Sono passato come uno straniero in mezzo a voi ma nessuno ha capito che lo ero.

Sono vissuto come una spia e nessuno, nemmeno io, ha sospettato che lo fossi.

Tutti mi credevano un parente: nessuno sapeva che ero stato scambiato alla nascita.

Così sono stato uguale agli altri senza somigliare a loro, fratello di tutti senza appartenere alla famiglia.

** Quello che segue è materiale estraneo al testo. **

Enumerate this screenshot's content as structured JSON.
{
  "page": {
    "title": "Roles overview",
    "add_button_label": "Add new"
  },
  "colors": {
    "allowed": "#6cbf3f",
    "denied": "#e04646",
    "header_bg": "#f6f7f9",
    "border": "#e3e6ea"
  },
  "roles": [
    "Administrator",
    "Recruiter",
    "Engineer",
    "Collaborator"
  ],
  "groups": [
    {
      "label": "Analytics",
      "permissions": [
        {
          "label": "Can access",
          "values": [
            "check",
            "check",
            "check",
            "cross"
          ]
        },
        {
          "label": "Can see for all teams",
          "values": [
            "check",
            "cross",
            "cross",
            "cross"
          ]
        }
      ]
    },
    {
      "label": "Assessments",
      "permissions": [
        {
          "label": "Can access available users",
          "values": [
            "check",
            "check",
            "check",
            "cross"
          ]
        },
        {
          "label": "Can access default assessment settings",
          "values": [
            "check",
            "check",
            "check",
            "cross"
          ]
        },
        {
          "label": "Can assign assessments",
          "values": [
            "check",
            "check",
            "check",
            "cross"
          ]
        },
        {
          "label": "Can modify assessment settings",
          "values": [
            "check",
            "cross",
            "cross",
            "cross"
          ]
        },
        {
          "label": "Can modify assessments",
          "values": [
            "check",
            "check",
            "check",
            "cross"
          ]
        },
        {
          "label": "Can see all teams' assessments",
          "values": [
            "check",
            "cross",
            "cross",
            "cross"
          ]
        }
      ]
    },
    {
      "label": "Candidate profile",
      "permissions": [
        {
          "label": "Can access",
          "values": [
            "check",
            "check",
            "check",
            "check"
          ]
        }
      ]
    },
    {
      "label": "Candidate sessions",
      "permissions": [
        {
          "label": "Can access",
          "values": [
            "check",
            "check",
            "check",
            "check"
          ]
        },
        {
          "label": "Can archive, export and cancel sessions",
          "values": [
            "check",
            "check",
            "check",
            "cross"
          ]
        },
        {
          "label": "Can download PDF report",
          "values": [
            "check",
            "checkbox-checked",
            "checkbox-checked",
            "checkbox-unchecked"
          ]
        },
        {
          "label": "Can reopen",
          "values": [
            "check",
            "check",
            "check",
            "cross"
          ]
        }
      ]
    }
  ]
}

Venivo da terre prodigiose, dai paesaggi più belli della vita, ma non ho mai parlato di quelle terre se non a me stesso. E di quei paesaggi visti in sogno non ho mai dato notizia a nessuno. I miei passi erano uguali ai passi altrui, sugli impiantiti o sui lastricati, ma il mio cuore sta lontano, pur battendo vicino, falso signore di un corpo esiliato ed estraneo.
Nessuno ha supposto che a mio lato ci fosse sempre un altro che in fondo ero io. Mi hanno sempre creduto identico a me stesso.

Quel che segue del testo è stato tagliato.